Modern allotments are normally smaller than this – but most are sized with the aim that they are big enough that a family could be self sufficient in fruit and vegetables, and so in greater control of the inputs (pesticides, herbicides…) into their food. However with the new increase in demand for allotments, and the resulting huge waiting lists in some areas, several local authorities in England are developing ‘creative’ solutions. This essentially means they are chopping allotments into halves and quarters so that an area which was originally let to 1 gardener can now be let to up to 4 gardeners.

The obvious benefit is that more people get the opportunity to garden and to produce something for themselves. The down side is that if the allotment is too small the concept of self sufficiency has to go right out the window.

Some of the publicity on the web and in the papers extoll the virtues of ‘Window box gardening’. I grow herbs in tubs and window boxes (I’m proud of my basil this year!) –Basil on bathroom windowsill but I don’t see this as a good substitute for growing my beans and potatoes and spinach in the ground. Should allotment holders resist the splitting of allotments and campaign for an absolute minimum size to be set? If so how should that size be determined – land is an expensive and scarce resource in many of our cities, and it doesn’t seem fair that a few people should be able to rent a huge plot while others are left to the mercy of the supermarkets.

May at Lady Road

Monday, June 9th, 2008

When I looked at my diary for May I was amazed at the numbers of days we had the wind from the East, very dry and at times quite warm. On other East wind days we had the “haar” and the temperature barely rose into double figures. Water has been a major problem this month with only two really wet days and you do need some rain to keep your seeds going, but on the whole a good month for sowing and planting out.

I plant all my legumes on one section to keep to my crop rotation plan. I also grow sweet peas for home and the Annual Edinburgh Allotment Show. I have never won the sweet pea cup but one-day………. The sweet pea seeds were sown at the end of January and hardened off in March/April. An elaborate cane structure is erected using 8-foot vertical canes in four rows of 12, tied in across the top and between rows. Two rows of wigwam runner bean canes are added, and tied back with canes to the sweet peas. Finally I put in some diagonals to stiffen the structure. I know it is OTT but being an engineer by calling it has to be a sound construction.

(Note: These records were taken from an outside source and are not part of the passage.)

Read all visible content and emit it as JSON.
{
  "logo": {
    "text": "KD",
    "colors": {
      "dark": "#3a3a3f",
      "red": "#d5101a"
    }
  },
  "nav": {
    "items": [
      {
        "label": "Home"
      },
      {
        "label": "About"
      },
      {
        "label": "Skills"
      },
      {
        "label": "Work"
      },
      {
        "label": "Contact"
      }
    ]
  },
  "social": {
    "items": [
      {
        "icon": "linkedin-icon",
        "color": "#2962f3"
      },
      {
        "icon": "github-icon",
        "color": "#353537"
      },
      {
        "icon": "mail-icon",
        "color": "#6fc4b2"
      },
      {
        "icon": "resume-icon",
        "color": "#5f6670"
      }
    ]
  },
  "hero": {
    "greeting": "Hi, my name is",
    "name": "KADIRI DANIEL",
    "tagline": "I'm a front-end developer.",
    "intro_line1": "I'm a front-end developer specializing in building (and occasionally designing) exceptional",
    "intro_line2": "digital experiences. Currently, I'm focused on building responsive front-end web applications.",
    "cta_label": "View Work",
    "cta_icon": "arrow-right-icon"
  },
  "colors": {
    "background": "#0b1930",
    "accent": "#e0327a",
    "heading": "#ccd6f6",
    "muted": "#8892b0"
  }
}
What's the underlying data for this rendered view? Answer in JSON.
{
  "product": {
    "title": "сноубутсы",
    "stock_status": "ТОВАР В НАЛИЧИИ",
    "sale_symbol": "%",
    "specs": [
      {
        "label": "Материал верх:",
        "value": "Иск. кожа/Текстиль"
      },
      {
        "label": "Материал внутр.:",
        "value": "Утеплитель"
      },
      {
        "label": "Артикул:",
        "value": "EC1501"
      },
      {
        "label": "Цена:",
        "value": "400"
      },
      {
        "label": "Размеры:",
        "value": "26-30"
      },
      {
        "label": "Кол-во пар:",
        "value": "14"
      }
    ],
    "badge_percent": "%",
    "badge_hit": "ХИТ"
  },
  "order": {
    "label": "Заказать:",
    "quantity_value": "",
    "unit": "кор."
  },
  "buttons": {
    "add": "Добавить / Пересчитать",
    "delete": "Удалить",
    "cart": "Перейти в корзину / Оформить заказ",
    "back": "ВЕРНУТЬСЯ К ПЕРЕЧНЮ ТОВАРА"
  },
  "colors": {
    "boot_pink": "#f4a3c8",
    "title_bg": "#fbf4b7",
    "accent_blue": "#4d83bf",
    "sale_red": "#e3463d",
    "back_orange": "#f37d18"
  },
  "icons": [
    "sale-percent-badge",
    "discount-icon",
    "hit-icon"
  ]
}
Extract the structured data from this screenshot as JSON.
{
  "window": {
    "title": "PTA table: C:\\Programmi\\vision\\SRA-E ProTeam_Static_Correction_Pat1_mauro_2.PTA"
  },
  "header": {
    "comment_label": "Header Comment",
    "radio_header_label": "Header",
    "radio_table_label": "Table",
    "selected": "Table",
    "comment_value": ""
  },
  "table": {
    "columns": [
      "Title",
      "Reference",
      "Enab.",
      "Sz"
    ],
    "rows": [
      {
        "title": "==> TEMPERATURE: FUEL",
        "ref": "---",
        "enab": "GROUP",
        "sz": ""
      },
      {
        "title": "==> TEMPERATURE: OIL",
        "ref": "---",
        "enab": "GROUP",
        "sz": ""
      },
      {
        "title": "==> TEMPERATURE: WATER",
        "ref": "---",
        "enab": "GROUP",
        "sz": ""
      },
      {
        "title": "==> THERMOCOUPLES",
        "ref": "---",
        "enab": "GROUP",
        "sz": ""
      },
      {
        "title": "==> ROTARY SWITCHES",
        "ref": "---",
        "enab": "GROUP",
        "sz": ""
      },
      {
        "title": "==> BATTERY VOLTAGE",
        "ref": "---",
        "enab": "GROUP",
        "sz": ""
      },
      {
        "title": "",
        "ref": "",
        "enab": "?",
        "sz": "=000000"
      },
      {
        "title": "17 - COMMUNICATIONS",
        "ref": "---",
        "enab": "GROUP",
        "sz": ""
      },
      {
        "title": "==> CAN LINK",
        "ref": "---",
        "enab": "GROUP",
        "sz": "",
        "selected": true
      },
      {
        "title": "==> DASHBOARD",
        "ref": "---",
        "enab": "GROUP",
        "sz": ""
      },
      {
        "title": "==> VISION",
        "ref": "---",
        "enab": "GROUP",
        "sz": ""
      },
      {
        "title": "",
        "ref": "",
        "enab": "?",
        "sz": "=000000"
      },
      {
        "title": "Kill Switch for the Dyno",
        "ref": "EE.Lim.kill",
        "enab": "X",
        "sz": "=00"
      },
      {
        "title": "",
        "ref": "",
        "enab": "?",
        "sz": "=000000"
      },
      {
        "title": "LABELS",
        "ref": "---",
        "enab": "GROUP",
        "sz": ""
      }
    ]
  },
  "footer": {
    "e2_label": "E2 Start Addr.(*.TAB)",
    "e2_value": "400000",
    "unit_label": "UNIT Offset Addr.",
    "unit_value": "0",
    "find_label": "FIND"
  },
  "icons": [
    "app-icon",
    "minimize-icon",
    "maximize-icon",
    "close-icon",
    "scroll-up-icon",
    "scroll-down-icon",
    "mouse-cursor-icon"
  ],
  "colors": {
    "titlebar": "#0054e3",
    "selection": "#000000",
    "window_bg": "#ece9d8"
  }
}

I plant out on the inside of the canes so that I can hoe right up to the cane without damaging the plant.

I had 4 apple trees growing espaliered fashion at one side of my plot. They were bought 2 years ago last February as first year maiden whips from Adams Apples in the West Country. They come bare rooted so you have to get them in quick but it is much cheaper than pot trees. They are now at the third tier and all had flowers this year. However, “Claygate Pearmain” a nutty tasting sweet eater was looking very sad for itself. The leaves did not develop, some of the buds did not burst, and the blossom was minimal. I tried a foliar feed at fortnightly intervals but little improvement. One of our plot holders is a trained horticulturist and despite looking in all our books we could not find the cause or even more serious the cure. We came to the conclusion it was a viral infection and the tree had to come out and be burnt, before it affected the others. Any one any other ideas?. What do I plant in the space? How long should I wait?

I have horsetail in my plot. It comes from the railway line by the side of the site. I am told the railway engineers plant it to stabilise the embankments, what woe they bring to plot holders. However I am rapidly becoming an expert on horsetail eradication, watch this space for techniques both organic and “total war”.